The NAFTA leaders should now request NAFTA’s Commission on Environmental Cooperation to do a fact-finding report on environmental conditions at Smithfield-Carroll and other industrial feedlots, and investigate the relationship between NAFTA and increased environmental risks stemming from the location of these operations in Mexico where environmental laws and enforcement are weaker. Finally, the leaders should establish a fully funded and equipped Virus Analysis Center in Mexico, including open technology transfer and licensing for public production of needed antivirals and vaccines during any public health emergency.

Integrated Risks

After 15 years, rather than a united region with common interests, NAFTA-SPP has created a region of integrated risks rather than risk management. Regional cooperation must find ways to resolve the increasingly conflicting national and domestic interests by incorporating all stakeholders. NAFTA and the SPP as they stand now formally exclude all but security and commercial interests. As Obama has noted repeatedly, the subordinated labor and side agreements do not mitigate that central fact.
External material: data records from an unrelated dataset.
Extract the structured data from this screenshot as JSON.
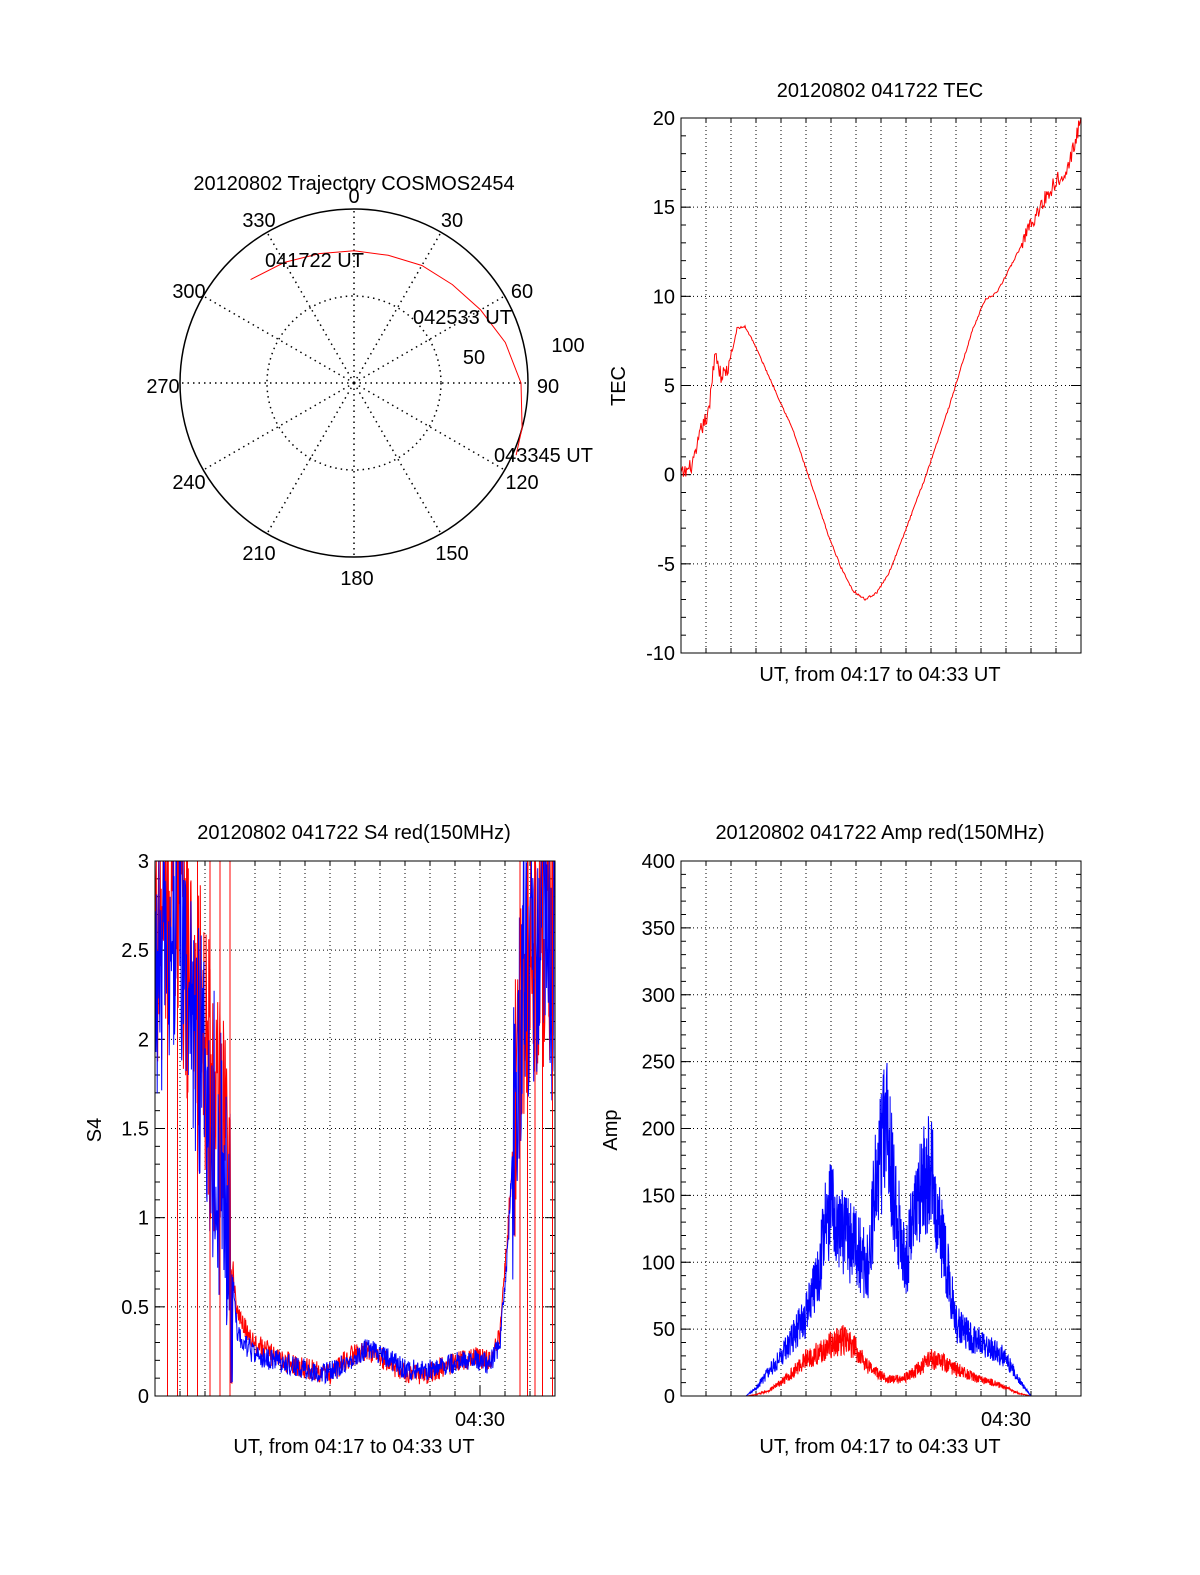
{
  "colors": {
    "red": "#ff0000",
    "blue": "#0000ff",
    "axis": "#000000",
    "grid": "#000000"
  },
  "chart_data": [
    {
      "id": "trajectory",
      "type": "polar",
      "title": "20120802 Trajectory COSMOS2454",
      "angle_labels": [
        "0",
        "30",
        "60",
        "90",
        "120",
        "150",
        "180",
        "210",
        "240",
        "270",
        "300",
        "330"
      ],
      "radius_labels": [
        "50",
        "100"
      ],
      "r_max": 100,
      "grid": true,
      "series": [
        {
          "color": "red",
          "points": [
            [
              315,
              84
            ],
            [
              330,
              80
            ],
            [
              345,
              77
            ],
            [
              0,
              76
            ],
            [
              15,
              76
            ],
            [
              30,
              78
            ],
            [
              45,
              80
            ],
            [
              60,
              84
            ],
            [
              75,
              90
            ],
            [
              90,
              96
            ],
            [
              105,
              100
            ],
            [
              114,
              102
            ]
          ]
        }
      ],
      "annotations": [
        {
          "text": "041722 UT",
          "az": 321,
          "r": 86
        },
        {
          "text": "042533 UT",
          "az": 62,
          "r": 78
        },
        {
          "text": "043345 UT",
          "az": 108,
          "r": 102
        }
      ]
    },
    {
      "id": "tec",
      "type": "line",
      "title": "20120802 041722 TEC",
      "xlabel": "UT, from 04:17 to 04:33 UT",
      "ylabel": "TEC",
      "xlim": [
        0,
        1
      ],
      "ylim": [
        -10,
        20
      ],
      "yticks": [
        -10,
        -5,
        0,
        5,
        10,
        15,
        20
      ],
      "xticks": [],
      "grid": true,
      "series": [
        {
          "color": "red",
          "x": [
            0.0,
            0.02,
            0.035,
            0.05,
            0.07,
            0.085,
            0.1,
            0.12,
            0.14,
            0.16,
            0.18,
            0.2,
            0.22,
            0.25,
            0.28,
            0.31,
            0.34,
            0.37,
            0.4,
            0.43,
            0.46,
            0.49,
            0.52,
            0.55,
            0.58,
            0.61,
            0.64,
            0.67,
            0.7,
            0.73,
            0.76,
            0.79,
            0.82,
            0.85,
            0.87,
            0.89,
            0.91,
            0.93,
            0.95,
            0.97,
            0.985,
            1.0
          ],
          "y": [
            0.0,
            0.3,
            0.9,
            2.5,
            3.5,
            7.0,
            5.5,
            6.0,
            8.2,
            8.3,
            7.5,
            6.5,
            5.5,
            4.0,
            2.5,
            0.5,
            -1.5,
            -3.5,
            -5.2,
            -6.5,
            -7.0,
            -6.6,
            -5.5,
            -3.8,
            -2.0,
            -0.2,
            1.8,
            3.8,
            6.0,
            8.2,
            9.8,
            10.2,
            11.5,
            12.8,
            14.0,
            14.6,
            15.5,
            16.2,
            16.8,
            17.4,
            18.6,
            20.0
          ]
        }
      ]
    },
    {
      "id": "s4",
      "type": "line",
      "title": "20120802 041722 S4 red(150MHz)",
      "xlabel": "UT, from 04:17 to 04:33 UT",
      "ylabel": "S4",
      "xlim": [
        0,
        16
      ],
      "ylim": [
        0,
        3
      ],
      "yticks": [
        0,
        0.5,
        1,
        1.5,
        2,
        2.5,
        3
      ],
      "xticks": [
        13
      ],
      "xtick_labels": [
        "04:30"
      ],
      "grid": true,
      "series": [
        {
          "color": "red",
          "x": [
            0.0,
            0.4,
            0.8,
            1.2,
            1.6,
            2.0,
            2.4,
            2.8,
            3.0,
            3.3,
            4.0,
            4.8,
            5.5,
            6.2,
            7.0,
            7.8,
            8.5,
            9.2,
            10.0,
            10.8,
            11.5,
            12.2,
            12.8,
            13.4,
            13.8,
            14.1,
            14.5,
            14.8,
            15.2,
            15.6,
            16.0
          ],
          "y": [
            2.7,
            2.6,
            2.9,
            2.5,
            2.3,
            1.9,
            1.6,
            1.3,
            0.9,
            0.45,
            0.3,
            0.22,
            0.18,
            0.15,
            0.12,
            0.22,
            0.26,
            0.2,
            0.13,
            0.12,
            0.16,
            0.2,
            0.22,
            0.2,
            0.35,
            0.9,
            1.8,
            2.4,
            2.6,
            2.5,
            2.8
          ]
        },
        {
          "color": "blue",
          "x": [
            0.0,
            0.4,
            0.8,
            1.2,
            1.6,
            2.0,
            2.4,
            2.8,
            3.0,
            3.3,
            4.0,
            4.8,
            5.5,
            6.2,
            7.0,
            7.8,
            8.5,
            9.2,
            10.0,
            10.8,
            11.5,
            12.2,
            12.8,
            13.4,
            13.8,
            14.1,
            14.5,
            14.8,
            15.2,
            15.6,
            16.0
          ],
          "y": [
            2.3,
            2.4,
            2.8,
            2.4,
            2.1,
            1.7,
            1.5,
            1.1,
            0.8,
            0.35,
            0.22,
            0.2,
            0.17,
            0.14,
            0.13,
            0.2,
            0.27,
            0.22,
            0.15,
            0.14,
            0.17,
            0.19,
            0.2,
            0.18,
            0.3,
            0.8,
            1.9,
            2.5,
            2.4,
            2.7,
            2.3
          ]
        }
      ]
    },
    {
      "id": "amp",
      "type": "line",
      "title": "20120802 041722 Amp red(150MHz)",
      "xlabel": "UT, from 04:17 to 04:33 UT",
      "ylabel": "Amp",
      "xlim": [
        0,
        16
      ],
      "ylim": [
        0,
        400
      ],
      "yticks": [
        0,
        50,
        100,
        150,
        200,
        250,
        300,
        350,
        400
      ],
      "xticks": [
        13
      ],
      "xtick_labels": [
        "04:30"
      ],
      "grid": true,
      "series": [
        {
          "color": "red",
          "x": [
            0.0,
            2.6,
            3.0,
            3.5,
            4.0,
            4.5,
            5.0,
            5.5,
            6.0,
            6.5,
            7.0,
            7.5,
            8.0,
            8.5,
            9.0,
            9.5,
            10.0,
            10.5,
            11.0,
            11.5,
            12.0,
            12.5,
            13.0,
            13.5,
            14.0,
            16.0
          ],
          "y": [
            0,
            0,
            1,
            4,
            10,
            18,
            28,
            32,
            38,
            42,
            35,
            22,
            15,
            12,
            14,
            20,
            28,
            25,
            20,
            16,
            12,
            10,
            6,
            2,
            0,
            0
          ]
        },
        {
          "color": "blue",
          "x": [
            0.0,
            2.6,
            3.0,
            3.5,
            4.0,
            4.5,
            5.0,
            5.5,
            5.8,
            6.1,
            6.5,
            7.0,
            7.5,
            7.8,
            8.2,
            8.6,
            9.0,
            9.5,
            10.0,
            10.5,
            11.0,
            11.5,
            12.0,
            12.5,
            13.0,
            13.5,
            14.0,
            16.0
          ],
          "y": [
            0,
            0,
            6,
            18,
            30,
            45,
            60,
            90,
            130,
            145,
            120,
            110,
            95,
            165,
            205,
            140,
            100,
            150,
            170,
            110,
            55,
            45,
            40,
            35,
            28,
            12,
            0,
            0
          ]
        }
      ]
    }
  ]
}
If North America really functioned as a bloc in the international market, or even as a region of shared challenges, the three leaders would have tackled the above issues — as well the issues they didn’t address, such as migration — instead of covering them up with rhetoric.

If the three leaders are unwilling to produce substantive results in the SPP process, or whatever they currently choose to call these summits, then U.S., Canadian, and Mexican taxpayers should demand a stop to these costly summits until a new structure is in place that takes civil society’s diverse interests into account in grappling with issues firmly, fairly, and openly.